Hugo Nogueira
A Depressão econômica da década de 30 significou uma perigosa reviravolta na mentalidade político-cultural norte-americana. As premissas doutrinárias da ideologia comunista passaram, então, a representar um desafio intelectual cada vez mais consistente às perspectivas liberais do sistema capitalista. A indústria cinematográfica de Hollywood não permaneceu indiferente a este aspecto da vida social e produções destinadas a evidenciar os males e os dilemas do Partido Comunista tornaram-se paulatinamente mais freqüentes. Nenhuma delas foi melhor do que Ninotchka. Nesta ácida comédia, a guerra dos sexos é brilhantemente engendrada como uma metáfora para o choque de ideologias numa concepção repleta de todo tipo de ironia, sendo, de longe, a melhor delas, a ambientação da luta de classes numa luxuriante e requintada Paris.

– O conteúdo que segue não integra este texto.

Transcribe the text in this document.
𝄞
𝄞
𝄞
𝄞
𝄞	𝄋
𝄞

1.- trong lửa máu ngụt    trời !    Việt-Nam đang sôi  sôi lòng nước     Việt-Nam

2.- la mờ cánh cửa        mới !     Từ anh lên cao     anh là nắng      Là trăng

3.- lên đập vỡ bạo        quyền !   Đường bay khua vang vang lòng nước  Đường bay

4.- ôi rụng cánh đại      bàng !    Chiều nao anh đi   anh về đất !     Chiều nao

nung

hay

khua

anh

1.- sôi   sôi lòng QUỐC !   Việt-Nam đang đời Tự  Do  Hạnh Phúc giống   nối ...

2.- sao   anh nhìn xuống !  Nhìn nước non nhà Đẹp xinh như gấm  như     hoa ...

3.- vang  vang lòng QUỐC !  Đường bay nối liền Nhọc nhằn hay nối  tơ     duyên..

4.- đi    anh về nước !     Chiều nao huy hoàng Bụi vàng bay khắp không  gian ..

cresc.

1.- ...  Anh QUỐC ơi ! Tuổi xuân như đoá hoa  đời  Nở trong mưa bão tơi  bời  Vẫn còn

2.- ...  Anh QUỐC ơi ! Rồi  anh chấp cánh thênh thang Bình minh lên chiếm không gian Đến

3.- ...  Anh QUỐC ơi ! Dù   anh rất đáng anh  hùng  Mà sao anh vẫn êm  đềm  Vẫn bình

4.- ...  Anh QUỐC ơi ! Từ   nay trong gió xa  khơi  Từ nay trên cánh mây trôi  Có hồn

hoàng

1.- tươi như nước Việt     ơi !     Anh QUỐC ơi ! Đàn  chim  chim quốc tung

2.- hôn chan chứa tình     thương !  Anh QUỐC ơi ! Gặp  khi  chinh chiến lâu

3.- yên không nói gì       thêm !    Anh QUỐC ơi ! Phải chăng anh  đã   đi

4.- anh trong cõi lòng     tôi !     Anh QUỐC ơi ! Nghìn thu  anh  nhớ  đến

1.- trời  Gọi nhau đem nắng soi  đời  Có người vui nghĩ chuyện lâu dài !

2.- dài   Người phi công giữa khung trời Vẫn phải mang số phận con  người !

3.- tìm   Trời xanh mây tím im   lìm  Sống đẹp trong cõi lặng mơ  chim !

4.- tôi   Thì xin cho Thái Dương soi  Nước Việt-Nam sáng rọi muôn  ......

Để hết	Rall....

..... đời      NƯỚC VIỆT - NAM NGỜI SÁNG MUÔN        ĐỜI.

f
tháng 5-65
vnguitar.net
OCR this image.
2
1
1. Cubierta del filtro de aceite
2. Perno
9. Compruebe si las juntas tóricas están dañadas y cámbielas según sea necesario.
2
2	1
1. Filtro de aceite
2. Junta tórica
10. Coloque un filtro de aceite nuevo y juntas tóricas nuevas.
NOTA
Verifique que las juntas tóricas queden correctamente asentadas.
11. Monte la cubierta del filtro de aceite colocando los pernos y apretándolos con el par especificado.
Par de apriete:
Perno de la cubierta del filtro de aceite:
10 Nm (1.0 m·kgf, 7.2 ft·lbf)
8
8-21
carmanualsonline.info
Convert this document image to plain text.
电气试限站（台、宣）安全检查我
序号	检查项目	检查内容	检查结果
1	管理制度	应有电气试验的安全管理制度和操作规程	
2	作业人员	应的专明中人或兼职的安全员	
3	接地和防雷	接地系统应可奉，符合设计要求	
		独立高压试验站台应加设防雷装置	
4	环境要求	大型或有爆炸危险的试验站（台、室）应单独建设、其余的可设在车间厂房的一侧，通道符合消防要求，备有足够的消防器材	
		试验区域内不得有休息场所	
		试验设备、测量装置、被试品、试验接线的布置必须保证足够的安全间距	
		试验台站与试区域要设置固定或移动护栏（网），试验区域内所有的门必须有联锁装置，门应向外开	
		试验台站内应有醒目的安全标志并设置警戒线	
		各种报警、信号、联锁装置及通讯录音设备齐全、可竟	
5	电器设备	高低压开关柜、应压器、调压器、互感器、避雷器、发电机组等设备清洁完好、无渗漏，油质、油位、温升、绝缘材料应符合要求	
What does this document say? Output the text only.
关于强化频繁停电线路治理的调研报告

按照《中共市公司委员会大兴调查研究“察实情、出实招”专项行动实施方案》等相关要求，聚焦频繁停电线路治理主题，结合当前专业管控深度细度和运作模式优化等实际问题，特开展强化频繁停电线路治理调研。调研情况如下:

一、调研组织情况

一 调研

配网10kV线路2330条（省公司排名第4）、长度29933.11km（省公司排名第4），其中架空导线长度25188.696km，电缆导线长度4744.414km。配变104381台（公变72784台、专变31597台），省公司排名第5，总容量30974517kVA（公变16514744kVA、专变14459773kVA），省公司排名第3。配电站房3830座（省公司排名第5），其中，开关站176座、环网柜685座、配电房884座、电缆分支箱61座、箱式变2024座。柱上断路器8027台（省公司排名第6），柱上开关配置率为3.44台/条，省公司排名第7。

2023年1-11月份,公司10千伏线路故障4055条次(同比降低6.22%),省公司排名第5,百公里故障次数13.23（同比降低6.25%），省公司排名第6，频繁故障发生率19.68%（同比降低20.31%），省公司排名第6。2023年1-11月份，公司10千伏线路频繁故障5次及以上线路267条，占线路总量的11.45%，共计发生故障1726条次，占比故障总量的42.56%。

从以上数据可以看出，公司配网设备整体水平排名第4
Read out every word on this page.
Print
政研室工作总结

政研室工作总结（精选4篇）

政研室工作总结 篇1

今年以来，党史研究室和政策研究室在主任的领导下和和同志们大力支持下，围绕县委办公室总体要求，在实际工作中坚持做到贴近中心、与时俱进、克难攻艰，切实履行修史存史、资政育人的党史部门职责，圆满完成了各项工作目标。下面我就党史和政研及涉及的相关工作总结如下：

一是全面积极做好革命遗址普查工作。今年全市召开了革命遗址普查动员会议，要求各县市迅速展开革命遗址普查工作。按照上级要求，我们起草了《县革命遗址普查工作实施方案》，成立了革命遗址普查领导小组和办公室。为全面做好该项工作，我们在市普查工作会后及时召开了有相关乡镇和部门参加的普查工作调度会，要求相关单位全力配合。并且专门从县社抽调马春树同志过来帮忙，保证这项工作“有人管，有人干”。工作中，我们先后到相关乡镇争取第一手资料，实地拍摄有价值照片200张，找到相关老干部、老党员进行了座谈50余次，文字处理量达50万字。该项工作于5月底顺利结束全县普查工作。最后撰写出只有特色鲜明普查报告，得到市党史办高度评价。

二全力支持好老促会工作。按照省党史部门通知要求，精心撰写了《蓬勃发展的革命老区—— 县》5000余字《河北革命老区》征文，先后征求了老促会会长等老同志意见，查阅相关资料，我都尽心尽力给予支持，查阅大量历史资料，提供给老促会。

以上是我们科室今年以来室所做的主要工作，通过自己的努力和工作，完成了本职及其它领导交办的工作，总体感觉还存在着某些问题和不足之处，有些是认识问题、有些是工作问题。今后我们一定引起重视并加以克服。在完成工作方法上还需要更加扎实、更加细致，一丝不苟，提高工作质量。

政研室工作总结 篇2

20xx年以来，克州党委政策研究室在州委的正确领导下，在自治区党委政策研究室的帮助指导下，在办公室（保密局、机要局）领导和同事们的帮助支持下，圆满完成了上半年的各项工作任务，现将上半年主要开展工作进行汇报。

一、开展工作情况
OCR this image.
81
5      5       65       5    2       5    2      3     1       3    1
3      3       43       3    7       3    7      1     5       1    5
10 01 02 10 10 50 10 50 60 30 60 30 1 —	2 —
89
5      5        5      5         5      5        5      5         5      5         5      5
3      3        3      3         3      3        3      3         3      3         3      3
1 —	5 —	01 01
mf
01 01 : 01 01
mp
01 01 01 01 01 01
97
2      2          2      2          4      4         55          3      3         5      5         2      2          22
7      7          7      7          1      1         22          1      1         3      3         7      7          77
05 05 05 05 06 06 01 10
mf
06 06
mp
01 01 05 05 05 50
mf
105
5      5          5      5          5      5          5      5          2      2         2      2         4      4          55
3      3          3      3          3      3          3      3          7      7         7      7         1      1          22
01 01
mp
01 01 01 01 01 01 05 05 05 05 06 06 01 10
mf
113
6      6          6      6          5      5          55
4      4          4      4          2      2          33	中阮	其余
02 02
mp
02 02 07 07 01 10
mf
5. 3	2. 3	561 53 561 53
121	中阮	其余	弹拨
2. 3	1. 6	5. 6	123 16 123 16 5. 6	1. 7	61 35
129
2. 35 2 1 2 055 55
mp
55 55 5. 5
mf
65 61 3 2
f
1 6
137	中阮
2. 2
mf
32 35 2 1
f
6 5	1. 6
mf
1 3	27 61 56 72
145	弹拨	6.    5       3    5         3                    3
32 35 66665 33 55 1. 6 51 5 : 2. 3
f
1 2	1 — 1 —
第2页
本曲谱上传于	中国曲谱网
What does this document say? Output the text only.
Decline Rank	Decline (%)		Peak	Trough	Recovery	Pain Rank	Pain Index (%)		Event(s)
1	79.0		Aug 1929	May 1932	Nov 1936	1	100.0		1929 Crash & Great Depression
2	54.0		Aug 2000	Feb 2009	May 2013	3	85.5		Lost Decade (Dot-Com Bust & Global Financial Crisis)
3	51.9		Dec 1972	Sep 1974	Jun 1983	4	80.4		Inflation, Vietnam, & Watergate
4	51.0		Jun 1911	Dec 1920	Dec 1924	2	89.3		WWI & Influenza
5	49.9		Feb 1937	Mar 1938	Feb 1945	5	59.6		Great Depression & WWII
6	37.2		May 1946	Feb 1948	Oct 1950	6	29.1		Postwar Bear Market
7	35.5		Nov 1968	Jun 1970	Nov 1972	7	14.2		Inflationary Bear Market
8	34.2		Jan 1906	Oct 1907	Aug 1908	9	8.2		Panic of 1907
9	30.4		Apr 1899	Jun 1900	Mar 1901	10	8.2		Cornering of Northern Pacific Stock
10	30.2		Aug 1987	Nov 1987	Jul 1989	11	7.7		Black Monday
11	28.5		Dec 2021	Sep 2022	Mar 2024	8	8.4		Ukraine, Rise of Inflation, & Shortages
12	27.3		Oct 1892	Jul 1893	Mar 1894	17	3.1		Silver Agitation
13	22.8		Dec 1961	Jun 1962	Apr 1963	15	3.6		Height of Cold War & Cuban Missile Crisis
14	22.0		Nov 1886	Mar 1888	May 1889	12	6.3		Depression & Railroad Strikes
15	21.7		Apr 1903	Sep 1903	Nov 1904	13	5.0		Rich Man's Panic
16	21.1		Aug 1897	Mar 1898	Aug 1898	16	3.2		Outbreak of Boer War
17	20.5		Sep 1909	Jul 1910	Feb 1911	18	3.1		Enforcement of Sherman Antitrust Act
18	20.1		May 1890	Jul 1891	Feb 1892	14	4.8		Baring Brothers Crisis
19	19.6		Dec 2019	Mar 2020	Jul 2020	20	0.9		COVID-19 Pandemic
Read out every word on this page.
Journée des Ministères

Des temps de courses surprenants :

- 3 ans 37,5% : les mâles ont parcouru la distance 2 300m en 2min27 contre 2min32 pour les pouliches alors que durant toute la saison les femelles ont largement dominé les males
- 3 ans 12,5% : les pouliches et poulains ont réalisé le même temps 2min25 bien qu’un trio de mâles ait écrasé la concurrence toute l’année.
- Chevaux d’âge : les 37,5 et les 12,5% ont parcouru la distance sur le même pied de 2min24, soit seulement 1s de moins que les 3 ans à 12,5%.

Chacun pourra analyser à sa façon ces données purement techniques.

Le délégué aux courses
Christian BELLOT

A inspetora Ninotchka (Greta Garbo) é enviada pelo Partido Comunista de Moscou a Paris para colocar na linha três emissários soviéticos (Sig Ruman, Felix Bressart e Alexander Granach) cuja incumbência, a negociação de jóias confiscadas da grã-Duquesa Swana (Ina Claire) fora colocada de lado no tresloucado esplendor da Cidade Luz. Ninotchka envolve-se com o Conde Leon d’Algout (Melvyn Douglas), o amante da Duquesa, um playboy burguês que cai de amores pela agente russa e se empenha, com sucesso sempre mediano, em despertar o desejo sensual que se oculta sob a carapaça racional da impassível militante partidária.
Mediante o embate entre Leon, completamente dominado pelos seus anseios sensuais incontroláveis, e a camarada Ninotchka, um verdadeiro soldado do Partido que oculta toda sua subjetividade sob uma armadura de frigidez, controlando rigidamente seus impulsos eróticos mais elementares, o diretor Ernst Lubitsch, um especialista em comédias sofisticadas coloca o comunismo e o capitalismo de cabeça para baixo.
Ambas as doutrinas não se sustentam na corrosiva crítica de Lubitsch. Não obstante, a produção, de modo algum, consiste uma fábula apartidária. Mesmo satirizando a futilidade de uma civilização fundamentada no consumismo desregrado (simbolicamente representado pelo ridículo chapéu que Garbo põe graciosamente em sua cabeça), é o ponto de vista capitalista que prevalece. Leon encarna alegoricamente um decadente, mas simpático capitalista, sempre disposto a se reinventar, superando os dilemas de seus próprios excessos no espaço que somente os regimes liberais pode propiciar. A perspectiva capitalista é especialmente acentuada na interpretação de Garbo, a qual sugere em sua personagem uma inocência impregnada de todo os signos de uma virgindade simbólica. Ninotchka parece descobrir a totalidade do sexo quando renuncia aos beijos mecanicamente controlados e decide se entregar de vez à paixão e ao consumismo e, quando se desfaz em gargalhadas, parece estar rindo espontaneamente pela primeira vez na vida. O comunismo ao qual ela se devota ardorosamente, assemelha-se, por contigüidade, a uma virgem ideologia fadada a ser dissolvida na alegria e no bem-estar liberal derivados do amadurecimento do capitalismo.
Ninotchka sobrevive não pela sua argumentação ideológica, mas, sim, por suas qualidades artísticas. A direção apurada de Lubtisch e o roteiro genial de Billy Wilder são dois dos maiores trunfos da produção. Todavia, é Greta Garbo quem prevalece integralmente num filme que, acima de tudo, consistiu uma sátira dentro de uma sátira. Além da zombaria às doutrinas políticas vigentes, Ninotchka permitiu a Greta Garbo satirizar a si mesma e a seus aclamados desempenhos nos pesados melodramas da década de 30. A campanha publicitária da produção concentrou-se nas até então insuspeitas habilidades cômicas de Garbo. As marquises anunciavam “Garbo ri” e seu riso, efetivamente, representa a apoteose do filme. A interpretação contida e sóbria, a gravidade dos gestos, a voz rouca da atriz, tudo em sua encenação é a antítese dos paradigmas da comédia. O efeito final, contudo, é paradoxalmente hilário.
Ninotchka consiste numa ostensiva ridicularização dos desvarios da política internacional. Mediante o riso elegantemente debochado, o filme promove uma profunda catarse ideológica no exato momento em que toda a ordem mundial estava prestes a entrar em colapso. Nas vésperas da Segunda Guerra Mundial, o riso solto e franco de Greta Garbo teve o efeito de um profundo e salutar exorcismo existencial, consubstanciando no bom-humor a única forma então concebível de resistência racional frente aos absurdos da realidade histórica. No momento em que Garbo riu, o mundo inteiro desabou numa incontrolável gargalhada e assim a paz reinou ao menos nas salas de cinema.